14. A device as recited in claim 13, wherein:

the plurality of parallelizing techniques include:

parallel processing; and

processing in parallel; and

the plurality of computation techniques include:

matrix multiplication; and

stencil-based computation.

15. A device as recited in claim 13, further comprising a backward-propagation decision module stored on the computer-readable media and executable by the processor to:

determine, based at least in part on the one or more inputs and the one or more outputs, one or more output activation errors for the neural network;

select, based at least in part on properties of the neural network, a backward-propagation technique from a plurality of backward-propagation techniques and a parallelizing technique from a plurality of parallelizing techniques; and

process the neural network using the selected backward-propagation technique and the selected parallelizing technique to update weights associated with one or more layers of the neural network.

16. One or more computer-readable media storing computer-executable instructions that, when executed on one or more processors, configure a computer to train a neural network by performing acts comprising:

causing the neural network to process one or more inputs;

receiving from the neural network, one or more outputs resulting from the neural network processing the one or more inputs;

determining, based at least in part on the one or more inputs and the one or more outputs, one or more output activation errors for the neural network;

selecting, based at least in part on one or more properties associated with the neural network, a backward-propagation technique from a plurality of backward-propagation techniques;

using the selected backward-propagation technique and the one or more output activation errors to calculate error gradients and weight deltas for the neural network; and

updating weights associated with one or more layers of the neural network based, at least in part, on the error gradients or the weight deltas.

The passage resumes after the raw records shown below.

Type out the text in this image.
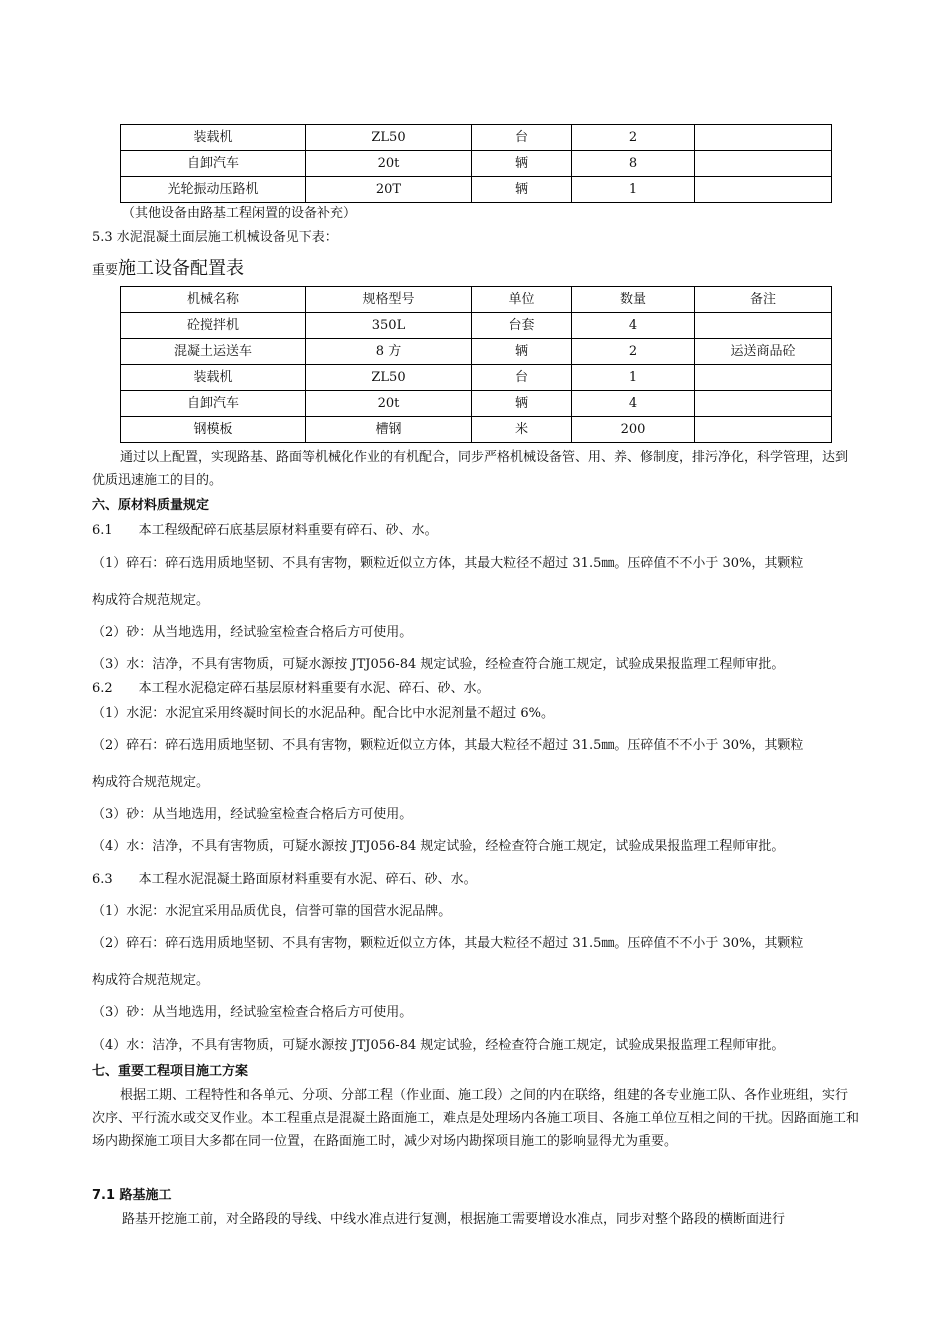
装载机	ZL50	台	2	
自卸汽车	20t	辆	8	
光轮振动压路机	20T	辆	1	
（其他设备由路基工程闲置的设备补充）
5.3 水泥混凝土面层施工机械设备见下表：
重要施工设备配置表
机械名称	规格型号	单位	数量	备注
砼搅拌机	350L	台套	4	
混凝土运送车	8 方	辆	2	运送商品砼
装载机	ZL50	台	1	
自卸汽车	20t	辆	4	
钢模板	槽钢	米	200	
通过以上配置，实现路基、路面等机械化作业的有机配合，同步严格机械设备管、用、养、修制度，排污净化，科学管理，达到优质迅速施工的目的。
六、原材料质量规定
6.1　　本工程级配碎石底基层原材料重要有碎石、砂、水。
（1）碎石：碎石选用质地坚韧、不具有害物，颗粒近似立方体，其最大粒径不超过 31.5㎜。压碎值不不小于 30%，其颗粒
构成符合规范规定。
（2）砂：从当地选用，经试验室检查合格后方可使用。
（3）水：洁净，不具有害物质，可疑水源按 JTJ056-84 规定试验，经检查符合施工规定，试验成果报监理工程师审批。
6.2　　本工程水泥稳定碎石基层原材料重要有水泥、碎石、砂、水。
（1）水泥：水泥宜采用终凝时间长的水泥品种。配合比中水泥剂量不超过 6%。
（2）碎石：碎石选用质地坚韧、不具有害物，颗粒近似立方体，其最大粒径不超过 31.5㎜。压碎值不不小于 30%，其颗粒
构成符合规范规定。
（3）砂：从当地选用，经试验室检查合格后方可使用。
（4）水：洁净，不具有害物质，可疑水源按 JTJ056-84 规定试验，经检查符合施工规定，试验成果报监理工程师审批。
6.3　　本工程水泥混凝土路面原材料重要有水泥、碎石、砂、水。
（1）水泥：水泥宜采用品质优良，信誉可靠的国营水泥品牌。
（2）碎石：碎石选用质地坚韧、不具有害物，颗粒近似立方体，其最大粒径不超过 31.5㎜。压碎值不不小于 30%，其颗粒
构成符合规范规定。
（3）砂：从当地选用，经试验室检查合格后方可使用。
（4）水：洁净，不具有害物质，可疑水源按 JTJ056-84 规定试验，经检查符合施工规定，试验成果报监理工程师审批。
七、重要工程项目施工方案
根据工期、工程特性和各单元、分项、分部工程（作业面、施工段）之间的内在联络，组建的各专业施工队、各作业班组，实行次序、平行流水或交叉作业。本工程重点是混凝土路面施工，难点是处理场内各施工项目、各施工单位互相之间的干扰。因路面施工和场内勘探施工项目大多都在同一位置，在路面施工时，减少对场内勘探项目施工的影响显得尤为重要。
7.1 路基施工
路基开挖施工前，对全路段的导线、中线水准点进行复测，根据施工需要增设水准点，同步对整个路段的横断面进行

17. One or more computer-readable media as recited in claim 16, wherein:

the selected backward-propagation technique is a sparse-dense matrix multiplication technique; and

using the selected backward-propagation technique and the one or more output activation errors to generate input activation errors and weight deltas for the neural network includes:

generating one or more sparse matrices using the one or more output activation errors;

representing an individual sparse matrix of the one or more sparse matrices using a row index array, a column index array, and a value array;

calculating the error gradients and the weight deltas based, at least in part, on the one or more sparse matrices.

18. One or more computer-readable media as recited in claim 16, wherein the one or more properties associated with the neural network comprise at least one of:

a number of layers within the neural network;

a data sparsity associated with individual layers of the neural network;

a size associated with a kernel; and

a stride size.

19. One or more computer-readable media as recited in claim 18, wherein the data sparsity is represented as a percentage of values within the individual layers of the neural network that include a zero value.

20. One or more computer-readable media as recited in claim 19, wherein selecting the backward-propagation technique includes selecting a sparse-dense matrix multiplication technique based, at least in part, on the data sparsity being greater than a threshold percentage of values that include a zero value.